Stimulant ADHD medications and GLP-1 medicines each blunt appetite, so together they can leave you with much less hunger than either would alone. That is expected, but it is also the reason under-eating is the main risk. Not feeling hungry is not the same as not needing to eat. Plan regular meals and prioritize protein even when nothing sounds appealing.
How much protein should I aim for if I am barely hungry?
For exercising adults, roughly 1.4 to 2.0 grams of protein per kilogram of body weight per day helps protect muscle during weight loss. When appetite is low, make protein the first thing you eat before filling up on anything else. Easy options like eggs, yogurt, beans, or a protein shake often go down more easily than a large plate.
Should I worry about my heart rate or blood pressure on this combination?
It is worth being aware of.
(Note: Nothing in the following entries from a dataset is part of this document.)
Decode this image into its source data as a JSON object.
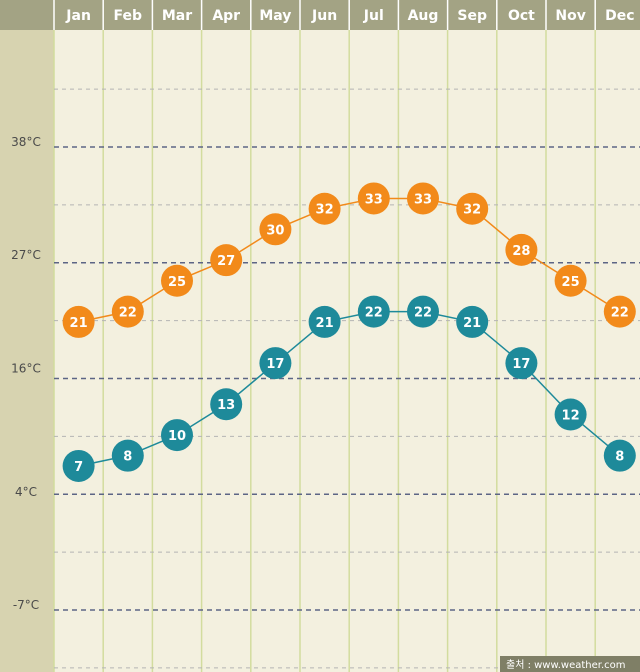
{
  "chart_data": {
    "type": "line",
    "categories": [
      "Jan",
      "Feb",
      "Mar",
      "Apr",
      "May",
      "Jun",
      "Jul",
      "Aug",
      "Sep",
      "Oct",
      "Nov",
      "Dec"
    ],
    "series": [
      {
        "values": [
          21,
          22,
          25,
          27,
          30,
          32,
          33,
          33,
          32,
          28,
          25,
          22
        ],
        "color": "#f28a1a"
      },
      {
        "values": [
          7,
          8,
          10,
          13,
          17,
          21,
          22,
          22,
          21,
          17,
          12,
          8
        ],
        "color": "#1e8a9a"
      }
    ],
    "y_ticks": [
      {
        "value": 38,
        "label": "38°C"
      },
      {
        "value": 27,
        "label": "27°C"
      },
      {
        "value": 16,
        "label": "16°C"
      },
      {
        "value": 4,
        "label": "4°C"
      },
      {
        "value": -7,
        "label": "-7°C"
      }
    ],
    "ylim": [
      -12,
      49
    ],
    "grid": true,
    "colors": {
      "header_bg": "#a3a384",
      "axis_bg": "#d7d3b0",
      "plot_bg": "#f3f0df",
      "vgrid": "#d2dc9e",
      "hgrid_major": "#5c6585",
      "hgrid_minor": "#b4b4b4"
    }
  },
  "source": "출처 : www.weather.com"
}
Stimulant ADHD medications can raise heart rate and blood pressure in some people, which your prescriber already monitors. If you have been asked to track your numbers, keep doing so and share the readings. Tell the clinician who manages your ADHD care about a racing heart, chest discomfort, or lightheadedness, and seek care promptly for anything sudden or severe.
What if I am hardly eating anything at all?
Tell your prescribers right away, and do not simply push through it. Going most days on very little food can cost you muscle, leave you tired and foggy, and stall your progress. Do not stop or change either medicine on your own to fix it. Report exactly what is happening so the clinician who knows your full history can decide what to adjust.
This article is informational only and not medical advice. Speak with a licensed physician before starting or changing any GLP-1 therapy. Individual results vary. New Hope Weight Loss is a physician-supervised medical weight loss clinic in Costa Mesa, CA. Eligibility for treatment is determined during the medical consultation. Compounded semaglutide and compounded tirzepatide are not the same products as Wegovy®, Ozempic®, Mounjaro®, or Zepbound®.